Ironically, it is the legit-voiced, drama-school-trained stage star-wannabes, who can sing the shit out of Company or even Ragtime, that are the most adamant detractors to a brilliant Rent score that demands rock riffs, rather than musical comedy crooning. Young performers now flocking to Rent auditions have more in common with grunge rockers than Broadway babes, and are better served by a background of belting in a rock band than playing Curly or Laurie in Oklahoma! Additionally, Larson's cast of characters embraces far more ethnically-diverse demographics than traditional Broadway fair.

"Rent takes it for granted, though," pointed out Sellers. "Rent absolutely reflects our ethnic diversity, and yet makes no statement about it. That's what makes it so refreshing."

Some Rent criticism is coming from gay musical comedy enthusiasts, who find the hard edges of the show just a little too rough. Rent may not be the right show for gays and lesbians to take their parents or even their nephews and nieces to see. But then again, 20 years ago, A Chorus Line shocked patrons at the first mention of plastic surgery to enhance one's employability ("Tits and Ass").

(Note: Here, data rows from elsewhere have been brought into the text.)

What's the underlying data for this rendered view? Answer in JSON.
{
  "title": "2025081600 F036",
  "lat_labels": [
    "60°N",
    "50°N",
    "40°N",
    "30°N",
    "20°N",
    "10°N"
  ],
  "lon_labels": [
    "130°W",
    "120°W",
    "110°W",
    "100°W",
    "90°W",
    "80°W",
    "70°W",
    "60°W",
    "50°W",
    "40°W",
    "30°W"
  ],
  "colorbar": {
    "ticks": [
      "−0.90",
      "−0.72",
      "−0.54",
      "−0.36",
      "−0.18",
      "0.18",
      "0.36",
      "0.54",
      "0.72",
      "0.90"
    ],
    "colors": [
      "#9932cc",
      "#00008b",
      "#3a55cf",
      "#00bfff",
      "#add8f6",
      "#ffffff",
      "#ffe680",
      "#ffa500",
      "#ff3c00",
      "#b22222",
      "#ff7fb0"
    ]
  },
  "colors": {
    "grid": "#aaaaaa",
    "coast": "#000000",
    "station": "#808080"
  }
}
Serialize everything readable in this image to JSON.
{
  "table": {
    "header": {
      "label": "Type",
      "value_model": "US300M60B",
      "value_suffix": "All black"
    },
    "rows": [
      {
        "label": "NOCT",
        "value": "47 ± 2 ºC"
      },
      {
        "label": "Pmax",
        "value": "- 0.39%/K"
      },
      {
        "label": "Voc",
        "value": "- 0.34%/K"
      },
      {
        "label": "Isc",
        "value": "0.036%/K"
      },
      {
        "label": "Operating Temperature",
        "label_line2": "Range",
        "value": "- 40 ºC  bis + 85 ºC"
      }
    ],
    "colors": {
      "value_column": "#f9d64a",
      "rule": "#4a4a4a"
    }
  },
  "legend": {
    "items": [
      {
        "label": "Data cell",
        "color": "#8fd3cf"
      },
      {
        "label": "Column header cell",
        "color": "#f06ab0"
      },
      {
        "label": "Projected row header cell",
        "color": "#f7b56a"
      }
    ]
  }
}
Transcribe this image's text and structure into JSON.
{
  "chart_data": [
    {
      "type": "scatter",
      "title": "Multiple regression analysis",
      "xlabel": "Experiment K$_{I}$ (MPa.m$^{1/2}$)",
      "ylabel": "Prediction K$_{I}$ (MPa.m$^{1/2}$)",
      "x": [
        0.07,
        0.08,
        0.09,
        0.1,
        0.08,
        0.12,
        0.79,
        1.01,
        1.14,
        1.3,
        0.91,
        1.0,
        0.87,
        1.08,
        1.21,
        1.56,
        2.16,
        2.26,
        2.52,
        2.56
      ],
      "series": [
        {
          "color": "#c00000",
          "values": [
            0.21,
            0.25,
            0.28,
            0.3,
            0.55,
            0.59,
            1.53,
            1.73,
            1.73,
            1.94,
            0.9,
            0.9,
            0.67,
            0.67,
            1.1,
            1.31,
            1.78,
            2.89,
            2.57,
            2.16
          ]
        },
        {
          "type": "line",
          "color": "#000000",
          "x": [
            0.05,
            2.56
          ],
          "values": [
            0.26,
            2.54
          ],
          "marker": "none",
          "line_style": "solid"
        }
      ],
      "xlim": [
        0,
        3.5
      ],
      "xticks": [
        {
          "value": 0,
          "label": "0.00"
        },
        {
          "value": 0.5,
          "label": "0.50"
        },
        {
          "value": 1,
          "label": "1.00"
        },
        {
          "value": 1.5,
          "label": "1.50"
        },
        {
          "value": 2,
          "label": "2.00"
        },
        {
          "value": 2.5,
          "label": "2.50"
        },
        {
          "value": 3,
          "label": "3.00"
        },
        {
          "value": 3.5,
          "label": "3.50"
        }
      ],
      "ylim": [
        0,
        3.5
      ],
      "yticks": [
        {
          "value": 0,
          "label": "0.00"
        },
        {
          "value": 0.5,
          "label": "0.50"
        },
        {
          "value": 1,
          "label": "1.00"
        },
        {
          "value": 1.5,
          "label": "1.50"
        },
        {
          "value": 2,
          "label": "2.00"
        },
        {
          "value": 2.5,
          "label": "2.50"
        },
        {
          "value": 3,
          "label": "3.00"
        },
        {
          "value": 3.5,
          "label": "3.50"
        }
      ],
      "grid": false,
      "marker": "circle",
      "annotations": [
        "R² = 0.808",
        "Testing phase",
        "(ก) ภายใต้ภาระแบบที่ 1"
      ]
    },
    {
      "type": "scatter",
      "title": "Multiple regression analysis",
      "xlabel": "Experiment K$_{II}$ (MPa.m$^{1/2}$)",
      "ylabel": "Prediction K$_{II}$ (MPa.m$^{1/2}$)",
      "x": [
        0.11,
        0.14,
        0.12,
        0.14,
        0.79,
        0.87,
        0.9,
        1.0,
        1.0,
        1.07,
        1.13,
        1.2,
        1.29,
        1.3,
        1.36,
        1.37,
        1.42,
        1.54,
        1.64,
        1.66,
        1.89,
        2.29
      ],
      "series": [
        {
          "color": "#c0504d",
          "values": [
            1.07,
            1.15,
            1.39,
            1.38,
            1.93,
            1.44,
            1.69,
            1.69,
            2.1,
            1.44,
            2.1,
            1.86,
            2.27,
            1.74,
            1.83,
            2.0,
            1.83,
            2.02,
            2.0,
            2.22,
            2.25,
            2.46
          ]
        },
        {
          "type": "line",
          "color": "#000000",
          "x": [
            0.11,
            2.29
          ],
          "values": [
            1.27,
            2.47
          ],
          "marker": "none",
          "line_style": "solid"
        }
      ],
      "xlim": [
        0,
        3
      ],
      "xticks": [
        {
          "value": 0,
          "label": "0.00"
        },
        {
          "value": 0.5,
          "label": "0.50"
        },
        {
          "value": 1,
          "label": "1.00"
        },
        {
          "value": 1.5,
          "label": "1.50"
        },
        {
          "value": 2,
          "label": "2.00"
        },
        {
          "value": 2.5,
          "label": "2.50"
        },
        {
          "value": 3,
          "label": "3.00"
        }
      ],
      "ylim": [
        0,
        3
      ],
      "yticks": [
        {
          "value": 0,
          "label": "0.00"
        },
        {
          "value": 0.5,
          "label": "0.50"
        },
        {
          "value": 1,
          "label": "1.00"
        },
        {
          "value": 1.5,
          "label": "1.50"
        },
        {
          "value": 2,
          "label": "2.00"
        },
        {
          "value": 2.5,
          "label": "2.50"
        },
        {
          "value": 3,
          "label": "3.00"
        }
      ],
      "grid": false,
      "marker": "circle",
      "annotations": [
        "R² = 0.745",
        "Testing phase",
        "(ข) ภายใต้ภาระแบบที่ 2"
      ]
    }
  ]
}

At the time, the average "enlightened" audience did more than a little squirming upon hearing the heart-wrenching description of a shy gay male dancer's introduction to professional drag. Like Rent, however, A Chorus Line went on to win the Tony and the Pulitzer.

"I think Rent can have an enormously beneficial and positive effect on gay teens and their sense of being a part of a larger community," Sellers said. "Being able to be who they are and celebrate who they are, in the context of a community - not just in a ghetto, not in a world where everybody's gay, but in a community that can celebrate gay people, straight people, cross-gendered people, black people, white people, Hispanic people, Asian people."

"Speaking as a gay man, as well as a producer, one of the things that I have been most heartened by is the way that young gay teens and twenty-somethings -" Sellers, 35, hesitated briefly, then strongly stated, "I believe that Rent actually improves their self-esteem, if it needs improving."

Bottom line? As long as the Broadway and touring productions draw ticket buyers, bad-mouthing the Rent phenomenon, for whatever reason, results in little more than a misguided shot in the foot for the future success of musical theater. Rent may not be Rogers and Hammerstein, but thank God, it's "kewl."